Paul’s law does *not* protect the right to life of unborn children, it merely removes jurisdiction from federal courts for cases involving abortion laws. Basically, that would leave abortion laws up to each state, and it is likely that even in states in which the legislature bans abortion state courts will declare such laws unconstitutional based on . . . wait for it . . . the never-overturned Roe v. Wade decision. This is a really, really stupid attempt at protecting unborn children without banning abortion.

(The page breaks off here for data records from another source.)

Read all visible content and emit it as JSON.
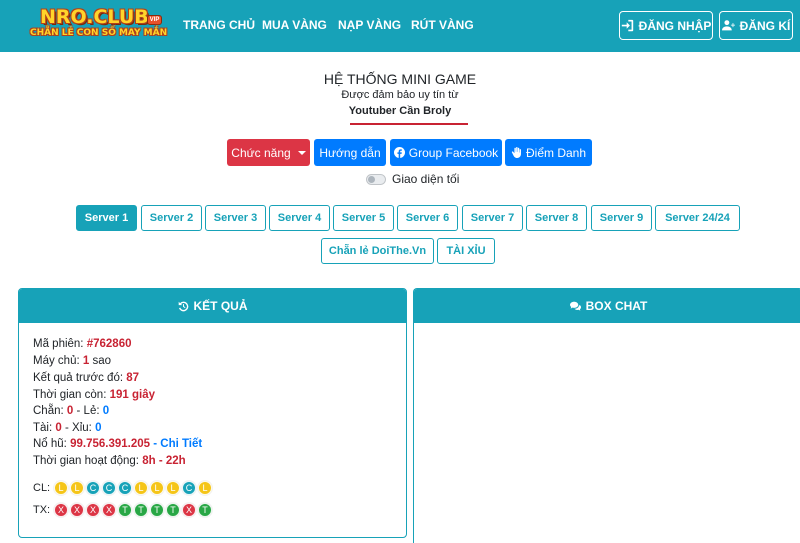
{
  "logo": {
    "main": "NRO.CLUB",
    "sub": "CHẴN LẺ CON SỐ MAY MẮN",
    "tag": "VIP"
  },
  "nav": {
    "links": [
      "TRANG CHỦ",
      "MUA VÀNG",
      "NẠP VÀNG",
      "RÚT VÀNG"
    ],
    "login_label": "ĐĂNG NHẬP",
    "register_label": "ĐĂNG KÍ"
  },
  "header": {
    "title": "HỆ THỐNG MINI GAME",
    "subtitle": "Được đảm bảo uy tín từ",
    "youtuber": "Youtuber Cần Broly",
    "accent_color": "#c82333"
  },
  "actions": {
    "function_label": "Chức năng",
    "guide_label": "Hướng dẫn",
    "facebook_label": "Group Facebook",
    "checkin_label": "Điểm Danh"
  },
  "dark_mode": {
    "label": "Giao diện tối",
    "enabled": false
  },
  "servers": {
    "row1": [
      "Server 1",
      "Server 2",
      "Server 3",
      "Server 4",
      "Server 5",
      "Server 6",
      "Server 7",
      "Server 8",
      "Server 9",
      "Server 24/24"
    ],
    "row2": [
      "Chẵn lẻ DoiThe.Vn",
      "TÀI XỈU"
    ],
    "active": "Server 1"
  },
  "result_panel": {
    "title": "KẾT QUẢ",
    "session_label": "Mã phiên:",
    "session_value": "#762860",
    "server_label": "Máy chủ:",
    "server_value": "1",
    "server_unit": "sao",
    "prev_label": "Kết quả trước đó:",
    "prev_value": "87",
    "time_label": "Thời gian còn:",
    "time_value": "191 giây",
    "even_label": "Chẵn:",
    "even_value": "0",
    "sep": "-",
    "odd_label": "Lẻ:",
    "odd_value": "0",
    "tai_label": "Tài:",
    "tai_value": "0",
    "xiu_label": "Xỉu:",
    "xiu_value": "0",
    "jackpot_label": "Nổ hũ:",
    "jackpot_value": "99.756.391.205",
    "jackpot_link": "- Chi Tiết",
    "hours_label": "Thời gian hoạt động:",
    "hours_value": "8h - 22h",
    "cl_label": "CL:",
    "cl_history": [
      "L",
      "L",
      "C",
      "C",
      "C",
      "L",
      "L",
      "L",
      "C",
      "L"
    ],
    "tx_label": "TX:",
    "tx_history": [
      "X",
      "X",
      "X",
      "X",
      "T",
      "T",
      "T",
      "T",
      "X",
      "T"
    ]
  },
  "chat_panel": {
    "title": "BOX CHAT"
  },
  "colors": {
    "primary": "#17a2b8",
    "danger": "#dc3545",
    "blue": "#007bff",
    "yellow": "#f5c518",
    "green": "#28a745"
  }
}
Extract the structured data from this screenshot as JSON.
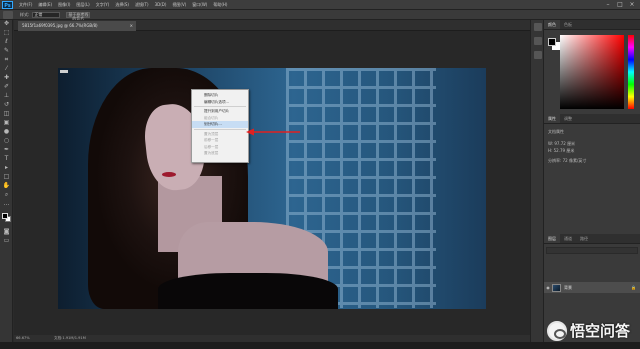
{
  "app": {
    "logo": "Ps"
  },
  "menubar": {
    "items": [
      "文件(F)",
      "编辑(E)",
      "图像(I)",
      "图层(L)",
      "文字(Y)",
      "选择(S)",
      "滤镜(T)",
      "3D(D)",
      "视图(V)",
      "窗口(W)",
      "帮助(H)"
    ],
    "window_controls": [
      "minimize-icon",
      "maximize-icon",
      "close-icon"
    ]
  },
  "options": {
    "style_label": "样式:",
    "style_value": "正常",
    "button_label": "基于参考线的切片"
  },
  "document": {
    "tab_title": "5815f1a69f0395.jpg @ 66.7%(RGB/8)",
    "zoom": "66.67%",
    "doc_info": "文档:1.91M/1.91M"
  },
  "context_menu": {
    "items": [
      {
        "label": "删除切片",
        "disabled": false
      },
      {
        "label": "编辑切片选项...",
        "disabled": false
      },
      {
        "separator": true
      },
      {
        "label": "提升到用户切片",
        "disabled": false
      },
      {
        "label": "组合切片",
        "disabled": true
      },
      {
        "label": "划分切片...",
        "disabled": false,
        "highlighted": true
      },
      {
        "separator": true
      },
      {
        "label": "置为顶层",
        "disabled": true
      },
      {
        "label": "前移一层",
        "disabled": true
      },
      {
        "label": "后移一层",
        "disabled": true
      },
      {
        "label": "置为底层",
        "disabled": true
      }
    ],
    "arrow_color": "#e02020"
  },
  "panels": {
    "color_tabs": [
      "颜色",
      "色板"
    ],
    "props_tabs": [
      "属性",
      "调整"
    ],
    "props_doc": "文档属性",
    "props_size": "W: 97.72 厘米",
    "props_height": "H: 52.79 厘米",
    "props_res": "分辨率: 72 像素/英寸",
    "layers_tabs": [
      "图层",
      "通道",
      "路径"
    ],
    "layer_name": "背景"
  },
  "watermark": {
    "text": "悟空问答"
  }
}
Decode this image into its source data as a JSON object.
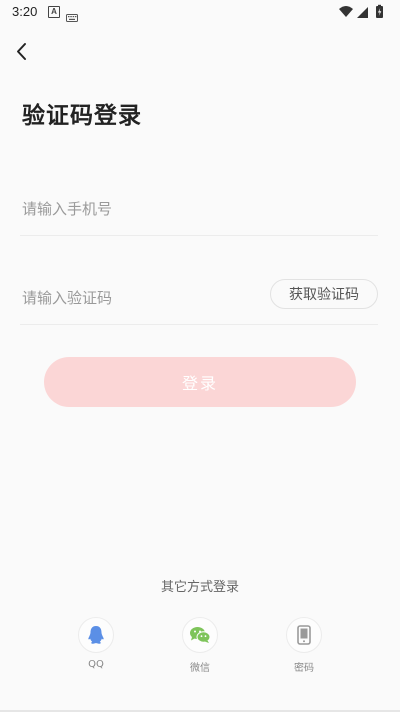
{
  "status_bar": {
    "time": "3:20",
    "icons": [
      "a-icon",
      "keyboard-icon",
      "wifi-icon",
      "signal-icon",
      "battery-icon"
    ]
  },
  "header": {
    "back_icon": "chevron-left-icon",
    "title": "验证码登录"
  },
  "form": {
    "phone_placeholder": "请输入手机号",
    "phone_value": "",
    "code_placeholder": "请输入验证码",
    "code_value": "",
    "get_code_label": "获取验证码",
    "login_label": "登录"
  },
  "alt_login": {
    "title": "其它方式登录",
    "options": [
      {
        "label": "QQ",
        "icon": "qq-icon",
        "color": "#5b8fe6"
      },
      {
        "label": "微信",
        "icon": "wechat-icon",
        "color": "#7ec45a"
      },
      {
        "label": "密码",
        "icon": "phone-icon",
        "color": "#9a9a9a"
      }
    ]
  },
  "colors": {
    "accent": "#fbd6d6",
    "background": "#fafafa"
  }
}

What Paul has to do if he truly is pro-life is support Duncan Hunter’s bill that would use Section 5 of the 14th Amendment to define “person” under Section 1 of the 14th Amendment as any human being from the moment of conception until death. Section 5 of the 14th Amendment gives Congress clear authority to legislate for the enforcement of Section 1 of the 14th Amendment, so Paul should have no qualms about it being an unconstitutional law.
Unfortunately, every single Justice who has ruled on Abortion since Roe -- including Antonin Scalia -- has stated that the Unborn are NOT "Persons" under the 14th Amendment.
The U.S. Constitution Amendment Fourteen, Section 1, begins with All persons born . No need to proceed beyond the word born to know that the Right to Life Act of 2005 will be aborted by the U.S. Supreme Court. The Right to Life Act of 2005 would have to be an amendment to the U.S. Constitution, before the U.S. Supreme Court would even consider acknowledging the text. Republicans and pro-life organizations supporting this bill know this to be a fact. The Fifth Amendment will be interpreted in view of Amendment Fourteen, Section 1, All persons born, rather than adding the unborn as persons via the Fifth against the States via incorporation of the Fourteenth.
Paul Benjamin Linton is an attorney who specializes in pro-life litigation and legislative consulting, and has served as General Counsel of Americans United for Life. He wrote How Not To Overturn Roe v. Wade, 2002 First Things 127 (November 2002): 15-16.
The argument will be made that the recently appointed Roberts, and the probable appointment of Alito will change that fact. Who will convert Scalia, who stated:
In the 1997 case of Alexander v. Whitman, Alito stated that Kaylyn Alexander was not a "person" under the U.S. Constitution as interpreted by the Supreme Court in Roe v. Wade: "I agree with the essential point that the court is making; that the Supreme Court has held that a fetus is not a 'person' within the meaning of the Fourteenth Amendment."
The Right To Life Act must overcome four obstacles for a nationwide ban on abortion. We The People Act & The Sanctity of Life Act need only overcome three obstacles for a partial ban on abortion. ( 30 States Ready to Outlaw Abortion, Tuesday, October 05, 2004, FOXNews.com http://www.foxnews.com/story/0,2933,134530,00.html ) They omit the SCOTUS obstacle. These bills should be less resisted than a nationwide ban, and should be easier to pass. They return the issue to the States where it was prior to federal court intervention in the early 70s.
Anyone supporting The Right to Life Act needs to include one of two LARGE, BOLD DISCLAIMERS:
Unless Hunter's Bill includes the language from Ron Paul's Sanctity of Life Act removing the issue from Federal Court jurisdiction, the Right to Life Act will be struck down by SCOTUS immediately upon passing the Congress.
At least Ron Paul's Bill, by returning Authority to the States (in which it was Constitutionally vested originally) offers the chance for Abortion to be outlawed by at least 30 States, and removes the Federal jurisdiction to strike down those State laws. Hunter's Bill, by leaving the Federal Courts "in the loop", would be struck down by SCOTUS immediately -- and so would accomplish exactly NOTHING.